Since my focus is on the 65C02 at present, these 65816 concepts are just sketches, but if I get enough progress on the 65C02 version of xForth this coming summer, I might flesh out the 65816 version.

{+ Note: So far I only see some small clock penalties in ROT BRANCH and the double-cell words between data stack and the Rack, and bigger clock gains for TOS in A with FETCH and DOVAR/DOCON.}

It just seems appealing to me when I see the common words like DUP, DROP and NIP turn into a single machine instruction plus NEXT (PHA, PLA, PLY). In my 65m32 DTC FORTH, literally dozens of primitives reduce to a single machine instruction, making optimized STC the proper performance-oriented solution. I need to stop trying to prematurely optimize everything about the architecture and get something working first, but my obsessive compulsivity combined with a fair amount of laziness refuse to allow it.

_________________
Got a kilobyte lying fallow in your 65xx's memory map? Sprinkle some VTL02C on it and see how it grows on you!

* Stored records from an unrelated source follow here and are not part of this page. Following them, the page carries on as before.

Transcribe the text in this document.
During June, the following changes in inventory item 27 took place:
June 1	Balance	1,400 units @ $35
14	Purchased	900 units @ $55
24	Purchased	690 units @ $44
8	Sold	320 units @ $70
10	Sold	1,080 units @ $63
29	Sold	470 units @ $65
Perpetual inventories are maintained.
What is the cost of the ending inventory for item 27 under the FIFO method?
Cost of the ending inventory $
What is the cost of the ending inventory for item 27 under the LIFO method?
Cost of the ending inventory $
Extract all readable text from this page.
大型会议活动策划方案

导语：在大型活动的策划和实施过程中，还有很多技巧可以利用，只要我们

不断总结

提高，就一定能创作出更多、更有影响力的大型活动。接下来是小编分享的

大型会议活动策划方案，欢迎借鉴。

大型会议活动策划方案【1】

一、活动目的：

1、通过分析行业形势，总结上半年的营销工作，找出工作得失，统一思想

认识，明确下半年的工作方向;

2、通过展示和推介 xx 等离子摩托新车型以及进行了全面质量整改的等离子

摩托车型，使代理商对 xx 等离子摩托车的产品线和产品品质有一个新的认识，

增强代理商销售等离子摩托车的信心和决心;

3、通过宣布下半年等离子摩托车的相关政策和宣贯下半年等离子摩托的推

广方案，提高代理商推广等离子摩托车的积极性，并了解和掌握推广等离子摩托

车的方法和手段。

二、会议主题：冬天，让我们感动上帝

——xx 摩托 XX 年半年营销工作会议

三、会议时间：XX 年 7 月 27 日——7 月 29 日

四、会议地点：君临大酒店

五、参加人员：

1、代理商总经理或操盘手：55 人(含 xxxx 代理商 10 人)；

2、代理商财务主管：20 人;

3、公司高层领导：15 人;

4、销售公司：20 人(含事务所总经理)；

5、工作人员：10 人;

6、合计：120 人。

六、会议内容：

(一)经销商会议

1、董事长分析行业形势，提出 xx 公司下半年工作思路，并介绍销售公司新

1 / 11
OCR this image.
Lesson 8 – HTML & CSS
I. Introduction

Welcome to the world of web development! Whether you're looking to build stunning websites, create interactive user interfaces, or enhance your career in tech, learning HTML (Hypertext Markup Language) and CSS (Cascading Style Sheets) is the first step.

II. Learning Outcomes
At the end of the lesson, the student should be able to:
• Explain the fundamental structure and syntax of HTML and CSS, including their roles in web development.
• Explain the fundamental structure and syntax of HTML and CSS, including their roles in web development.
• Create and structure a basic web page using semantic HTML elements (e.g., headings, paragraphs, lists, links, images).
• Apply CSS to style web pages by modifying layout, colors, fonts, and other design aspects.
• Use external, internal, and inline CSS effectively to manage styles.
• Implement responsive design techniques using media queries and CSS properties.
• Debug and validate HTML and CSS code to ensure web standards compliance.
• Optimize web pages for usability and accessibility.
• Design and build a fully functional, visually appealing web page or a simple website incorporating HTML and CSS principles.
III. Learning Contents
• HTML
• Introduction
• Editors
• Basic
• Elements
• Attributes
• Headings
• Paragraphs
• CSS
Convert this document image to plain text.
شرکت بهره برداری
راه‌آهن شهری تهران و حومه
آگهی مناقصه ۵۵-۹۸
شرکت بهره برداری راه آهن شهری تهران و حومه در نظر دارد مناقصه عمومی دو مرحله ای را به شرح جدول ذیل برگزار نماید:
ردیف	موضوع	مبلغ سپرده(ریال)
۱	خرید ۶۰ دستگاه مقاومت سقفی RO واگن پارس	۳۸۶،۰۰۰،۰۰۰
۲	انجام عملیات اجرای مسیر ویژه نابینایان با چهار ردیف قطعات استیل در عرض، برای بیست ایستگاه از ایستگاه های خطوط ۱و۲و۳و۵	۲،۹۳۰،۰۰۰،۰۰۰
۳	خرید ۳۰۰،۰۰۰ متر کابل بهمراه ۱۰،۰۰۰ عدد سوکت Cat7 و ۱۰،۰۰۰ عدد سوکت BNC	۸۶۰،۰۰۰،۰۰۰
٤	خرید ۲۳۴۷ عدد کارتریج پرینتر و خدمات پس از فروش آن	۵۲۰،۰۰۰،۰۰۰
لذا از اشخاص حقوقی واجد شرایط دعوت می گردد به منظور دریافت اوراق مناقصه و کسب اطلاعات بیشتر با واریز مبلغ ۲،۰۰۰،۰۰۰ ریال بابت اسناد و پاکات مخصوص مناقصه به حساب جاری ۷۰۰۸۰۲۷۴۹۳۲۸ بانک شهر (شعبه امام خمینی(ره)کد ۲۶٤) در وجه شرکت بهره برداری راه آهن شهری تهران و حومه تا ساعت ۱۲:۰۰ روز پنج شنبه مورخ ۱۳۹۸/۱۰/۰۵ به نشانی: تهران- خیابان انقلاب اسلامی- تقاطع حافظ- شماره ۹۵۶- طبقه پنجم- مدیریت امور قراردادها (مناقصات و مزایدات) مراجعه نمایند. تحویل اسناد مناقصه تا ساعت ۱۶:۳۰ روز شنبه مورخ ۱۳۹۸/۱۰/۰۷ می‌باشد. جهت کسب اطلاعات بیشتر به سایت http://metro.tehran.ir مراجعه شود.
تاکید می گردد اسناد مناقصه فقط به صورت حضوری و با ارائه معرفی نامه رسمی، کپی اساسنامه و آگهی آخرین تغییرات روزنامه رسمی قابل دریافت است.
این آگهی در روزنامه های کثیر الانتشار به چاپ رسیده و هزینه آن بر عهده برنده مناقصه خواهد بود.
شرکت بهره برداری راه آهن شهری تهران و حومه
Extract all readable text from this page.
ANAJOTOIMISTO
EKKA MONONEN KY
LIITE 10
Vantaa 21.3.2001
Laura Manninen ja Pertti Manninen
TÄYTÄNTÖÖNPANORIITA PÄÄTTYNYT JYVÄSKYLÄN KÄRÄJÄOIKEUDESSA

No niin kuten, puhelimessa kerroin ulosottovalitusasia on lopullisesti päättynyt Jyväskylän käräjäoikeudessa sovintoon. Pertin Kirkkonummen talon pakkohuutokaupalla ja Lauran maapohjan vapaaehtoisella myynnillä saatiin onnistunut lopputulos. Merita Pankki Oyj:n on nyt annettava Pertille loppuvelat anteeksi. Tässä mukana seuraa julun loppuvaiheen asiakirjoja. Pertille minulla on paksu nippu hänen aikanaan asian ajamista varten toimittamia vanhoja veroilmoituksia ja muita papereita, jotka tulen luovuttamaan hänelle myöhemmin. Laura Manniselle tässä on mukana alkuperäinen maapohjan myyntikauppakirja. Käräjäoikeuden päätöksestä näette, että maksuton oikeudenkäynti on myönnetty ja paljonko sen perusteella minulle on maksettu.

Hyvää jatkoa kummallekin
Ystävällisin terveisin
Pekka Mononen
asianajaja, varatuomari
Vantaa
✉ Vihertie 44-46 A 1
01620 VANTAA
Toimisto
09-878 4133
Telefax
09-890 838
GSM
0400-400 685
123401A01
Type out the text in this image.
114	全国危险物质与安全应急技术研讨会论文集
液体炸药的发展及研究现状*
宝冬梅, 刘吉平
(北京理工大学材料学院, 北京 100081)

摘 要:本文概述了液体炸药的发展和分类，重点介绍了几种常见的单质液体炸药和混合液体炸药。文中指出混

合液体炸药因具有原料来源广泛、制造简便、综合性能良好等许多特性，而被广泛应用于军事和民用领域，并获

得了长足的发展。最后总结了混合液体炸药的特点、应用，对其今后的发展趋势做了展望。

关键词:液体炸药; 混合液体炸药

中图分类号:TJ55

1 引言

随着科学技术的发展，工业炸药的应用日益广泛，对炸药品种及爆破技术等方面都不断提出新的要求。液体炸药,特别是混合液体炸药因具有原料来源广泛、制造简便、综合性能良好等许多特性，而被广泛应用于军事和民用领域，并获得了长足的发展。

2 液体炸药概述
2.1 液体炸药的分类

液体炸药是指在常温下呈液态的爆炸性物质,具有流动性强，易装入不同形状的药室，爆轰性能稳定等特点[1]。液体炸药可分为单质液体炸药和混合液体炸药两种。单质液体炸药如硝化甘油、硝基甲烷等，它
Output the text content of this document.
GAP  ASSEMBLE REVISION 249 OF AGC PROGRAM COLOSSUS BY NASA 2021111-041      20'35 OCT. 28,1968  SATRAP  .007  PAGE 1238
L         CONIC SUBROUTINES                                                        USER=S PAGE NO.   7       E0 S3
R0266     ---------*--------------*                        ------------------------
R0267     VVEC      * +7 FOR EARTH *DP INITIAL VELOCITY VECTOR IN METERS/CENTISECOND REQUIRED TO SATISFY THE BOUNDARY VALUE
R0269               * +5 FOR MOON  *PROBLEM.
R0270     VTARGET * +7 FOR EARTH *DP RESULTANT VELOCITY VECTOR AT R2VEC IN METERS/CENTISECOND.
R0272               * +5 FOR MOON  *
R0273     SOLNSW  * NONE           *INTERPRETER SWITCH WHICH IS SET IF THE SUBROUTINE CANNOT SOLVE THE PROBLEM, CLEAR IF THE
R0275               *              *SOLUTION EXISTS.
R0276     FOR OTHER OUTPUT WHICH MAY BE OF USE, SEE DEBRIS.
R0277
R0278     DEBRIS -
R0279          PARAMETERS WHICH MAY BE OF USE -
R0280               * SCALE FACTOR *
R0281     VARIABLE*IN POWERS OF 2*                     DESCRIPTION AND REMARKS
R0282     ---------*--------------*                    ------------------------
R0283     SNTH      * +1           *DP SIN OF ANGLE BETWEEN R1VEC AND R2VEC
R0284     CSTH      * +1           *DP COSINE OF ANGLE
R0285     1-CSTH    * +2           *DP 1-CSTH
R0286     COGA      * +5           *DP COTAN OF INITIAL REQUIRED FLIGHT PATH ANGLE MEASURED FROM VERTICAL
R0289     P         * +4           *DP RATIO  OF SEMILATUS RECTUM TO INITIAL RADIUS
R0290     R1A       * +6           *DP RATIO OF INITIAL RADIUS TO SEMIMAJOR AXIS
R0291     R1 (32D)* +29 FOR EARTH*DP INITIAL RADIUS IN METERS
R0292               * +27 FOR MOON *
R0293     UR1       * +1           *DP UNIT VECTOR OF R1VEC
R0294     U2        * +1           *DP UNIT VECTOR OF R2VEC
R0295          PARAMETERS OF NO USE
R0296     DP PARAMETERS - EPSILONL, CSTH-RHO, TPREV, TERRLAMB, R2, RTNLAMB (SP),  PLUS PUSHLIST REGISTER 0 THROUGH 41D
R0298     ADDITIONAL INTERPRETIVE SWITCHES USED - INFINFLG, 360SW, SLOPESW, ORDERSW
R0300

Mike B. (about me) (learning how to github)

Note that for the two operand words, the 65816 hardware data stack version is shorter, but the X indexed stack for the SRT is faster, and the SRT has a one byte RTS instead of five byte INX : INX : JMP ($0000,X)


But before I try my hand at a subroutine threaded implementation, I want to be sure I can implement one closer to the eForth v1.0 and CamelForth gor the Z80 models I am using for reference.